Auerbach had other ideas. He was hardly enamored with
the flashy point guard, instead placing a premium on
height. His goal was to build the Celtics from the
inside out, which led him to choose Chuck Share, a
6-foot-11 center from Bowling Green. "We need a big
man," Auerbach growled at the time, sounding almost
Napoleonic. "Little men are a dime a dozen. I'm
supposed to win, not go after local yokels."
The remarks did not sit well with the press, many of
whom considered Auerbach an outsider and Cousy one of
their own. They also saw Cousy as a way to fill the
Boston Garden and, more importantly, as a way to help
legitimize a sport that ranked far behind baseball and
hockey in terms of relevance.
Cousy was ultimately selected by the Tri-Cities
Blackhawks, but Bob Kerner, the team’s owner, was unable
to sign the reluctant All-American to a contract. Cousy
was more interested in starting a driving school in
Worcester. Kerner traded his rights to the Chicago
Stags, but that franchise folded before the 1950-51
season started. The names of three Stags -- Cousy and
two much sought-after players were tossed into a hat.
Gathered in the New York Commodore Hotel, the owners of
the Celtics, the New York Knicks and the Philadelphia
Warriors each pulled out a name. All three wanted the
league's leading scorer, Max Zaslofsky. The Celtics,
picking last, ended up with Cousy.
Cousy's arrival in Boston represented a paradigm shift
in the NBA. He revolutionized the pro game with his
ball-handling wizardry, bringing flash and showmanship
to a league that had been, up until then, largely the
domain of bruising post players and methodical
set-shooters. The NBA in 1949 B.C. -- Before Cousy --
had been struggling to survive, its teams owned by
hockey men who desperately needed to fill their arenas
through the winter months. Cousy changed all of that.

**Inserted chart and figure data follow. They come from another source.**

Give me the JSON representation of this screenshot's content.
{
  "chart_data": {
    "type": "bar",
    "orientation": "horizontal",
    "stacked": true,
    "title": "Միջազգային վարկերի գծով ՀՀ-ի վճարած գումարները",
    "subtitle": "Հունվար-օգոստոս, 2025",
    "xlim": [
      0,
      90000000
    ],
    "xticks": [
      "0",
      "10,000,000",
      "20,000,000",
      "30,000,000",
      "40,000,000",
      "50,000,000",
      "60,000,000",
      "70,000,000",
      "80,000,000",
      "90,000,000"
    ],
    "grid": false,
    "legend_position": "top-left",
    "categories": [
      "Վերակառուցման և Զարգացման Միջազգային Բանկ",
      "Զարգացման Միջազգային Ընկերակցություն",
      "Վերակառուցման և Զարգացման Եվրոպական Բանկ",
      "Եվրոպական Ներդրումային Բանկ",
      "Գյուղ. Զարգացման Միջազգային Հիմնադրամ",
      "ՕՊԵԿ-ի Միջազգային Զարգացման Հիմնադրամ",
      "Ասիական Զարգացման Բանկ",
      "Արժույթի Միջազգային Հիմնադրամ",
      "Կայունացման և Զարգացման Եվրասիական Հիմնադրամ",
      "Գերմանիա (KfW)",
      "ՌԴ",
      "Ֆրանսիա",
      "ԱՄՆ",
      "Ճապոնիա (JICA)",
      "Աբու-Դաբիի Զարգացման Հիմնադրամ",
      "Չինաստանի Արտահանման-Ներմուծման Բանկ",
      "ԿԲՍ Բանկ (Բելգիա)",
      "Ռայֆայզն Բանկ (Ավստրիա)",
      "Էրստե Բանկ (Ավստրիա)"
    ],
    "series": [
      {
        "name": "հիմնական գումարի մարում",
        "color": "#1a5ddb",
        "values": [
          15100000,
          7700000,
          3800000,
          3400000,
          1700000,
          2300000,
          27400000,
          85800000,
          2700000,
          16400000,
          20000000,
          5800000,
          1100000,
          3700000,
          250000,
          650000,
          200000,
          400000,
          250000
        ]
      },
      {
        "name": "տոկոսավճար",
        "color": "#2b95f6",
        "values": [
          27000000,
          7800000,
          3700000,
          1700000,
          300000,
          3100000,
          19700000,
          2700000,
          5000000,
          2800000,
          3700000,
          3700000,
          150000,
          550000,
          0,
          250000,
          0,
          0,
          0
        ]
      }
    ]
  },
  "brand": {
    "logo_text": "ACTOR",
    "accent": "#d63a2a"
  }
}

He electrified audiences. He made people care about the
game. He legitimized the sport. Simply put, Robert
Joseph Cousy was the equivalent of color television in
a league overstocked with black-and-whites, and the
world ate it up.
Behind the electrifying play of Cousy and the soft
touch of “Easy” Ed Macauley, who had been picked up by
the defunct St. Louis Bombers, Auerbach engineered the
Celtics’ first-ever winning season in 1950-51, at
39-30. The best was yet to come; over the next several
seasons Auerbach complemented Cousy with such Hall of
Fame talent as Bill Sharman (1951), Frank Ramsey (1954)
and Tom Heinsohn (1956). The biggest move of all came
prior to the 1956-57 season, when Auerbach traded
Macauley and the rights to UK star Cliff Hagan for the
right to draft Bill Russell. Together, Russell and
Cousy provided a one-two punch unparalleled in NBA
history.
The Celtics won the NBA championship, and a dynasty was
born.
“Cooz was the absolute offensive master," Heinsohn told
the Boston Herald in 1983. "What Russell was on
defense, that's what Cousy was on offense -- a
magician. Once that ball reached his hands, the rest of
us just took off, never bothering to look back. We
didn't have to. He'd find us. When you got into a
position to score, the ball would be there.”